Sou a minha própria paisagem

“Sou a minha própria paisagem; assisto à minha passagem, diverso, móvil e só”

Alberto Caieiro

Vejo todo mundo tão doido para ser acompanhado que as pessoas não percebem o quanto relacionamentos dão poder ao outro. Jogo para o extremo: psicopatas são tão livres e cruéis porque não existe nenhum outro. Ninguém me deixa eufórica, mas também ninguém mais me joga no chão. A ansiedade de ter alguém é um sofrimento; depois, em relação, as alegrias podem vir tão raras quanto um caça-níqueis. Já eu tenho feito tudo a que me proponho.

Pequena

Venho me sentindo pequena.

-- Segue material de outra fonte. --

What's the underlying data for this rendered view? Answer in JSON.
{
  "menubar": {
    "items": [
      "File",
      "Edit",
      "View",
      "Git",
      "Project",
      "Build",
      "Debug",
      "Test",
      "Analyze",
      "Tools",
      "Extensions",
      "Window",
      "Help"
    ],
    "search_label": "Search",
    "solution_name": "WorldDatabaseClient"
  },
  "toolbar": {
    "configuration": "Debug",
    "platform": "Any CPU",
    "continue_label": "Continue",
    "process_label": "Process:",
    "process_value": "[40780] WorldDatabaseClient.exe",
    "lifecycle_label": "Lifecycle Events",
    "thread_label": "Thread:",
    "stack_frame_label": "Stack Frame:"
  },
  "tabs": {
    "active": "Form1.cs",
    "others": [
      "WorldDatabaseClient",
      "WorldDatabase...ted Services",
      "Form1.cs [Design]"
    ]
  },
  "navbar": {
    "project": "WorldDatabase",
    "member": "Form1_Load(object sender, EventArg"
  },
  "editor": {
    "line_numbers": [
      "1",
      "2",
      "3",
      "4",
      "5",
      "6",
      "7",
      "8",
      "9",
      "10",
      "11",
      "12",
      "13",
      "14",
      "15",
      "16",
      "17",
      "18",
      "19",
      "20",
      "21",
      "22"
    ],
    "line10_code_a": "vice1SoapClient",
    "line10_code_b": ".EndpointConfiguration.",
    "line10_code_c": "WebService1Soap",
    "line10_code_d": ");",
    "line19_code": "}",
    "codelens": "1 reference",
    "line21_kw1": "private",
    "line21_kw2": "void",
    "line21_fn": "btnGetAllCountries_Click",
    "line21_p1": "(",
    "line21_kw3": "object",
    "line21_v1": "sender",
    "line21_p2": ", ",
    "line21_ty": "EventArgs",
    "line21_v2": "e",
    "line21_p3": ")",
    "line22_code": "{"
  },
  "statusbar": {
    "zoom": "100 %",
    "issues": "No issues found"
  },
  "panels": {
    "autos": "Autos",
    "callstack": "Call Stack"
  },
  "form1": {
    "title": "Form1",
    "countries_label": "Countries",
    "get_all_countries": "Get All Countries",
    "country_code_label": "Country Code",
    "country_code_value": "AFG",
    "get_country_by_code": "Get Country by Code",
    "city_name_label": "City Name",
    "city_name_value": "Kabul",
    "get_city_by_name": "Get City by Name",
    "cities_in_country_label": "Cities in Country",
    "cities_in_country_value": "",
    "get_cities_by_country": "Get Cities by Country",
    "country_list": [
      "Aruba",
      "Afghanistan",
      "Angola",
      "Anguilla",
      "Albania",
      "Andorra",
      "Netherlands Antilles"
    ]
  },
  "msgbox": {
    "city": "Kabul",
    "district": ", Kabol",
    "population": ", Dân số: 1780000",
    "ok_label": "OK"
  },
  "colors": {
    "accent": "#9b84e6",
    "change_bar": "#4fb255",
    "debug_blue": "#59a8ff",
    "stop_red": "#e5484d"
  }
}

Tenho me sentindo uma pobre mulher, uma pobre divorciada, uma pobre solitária e pobre mulher. Tenho desejado um homem, sim, aquela frase – quem dera tivesse agora um homem pra ir lá e cuidar disso pra mim. Um homem com sua força arquetípica de homem, uma voz trovejante e uma agressividade natural. Tudo o que em mim é vontade de chorar, nele seria força para agir. Porque tem horas que ser frágil e feminina nada mais são do que defeitos. Eu sou tão pequena, tão mulherzinha, tão só. Preciso do oposto, onde ele está? Quero me enrolar como semente e voltar para terra enquanto um homem briga por mim.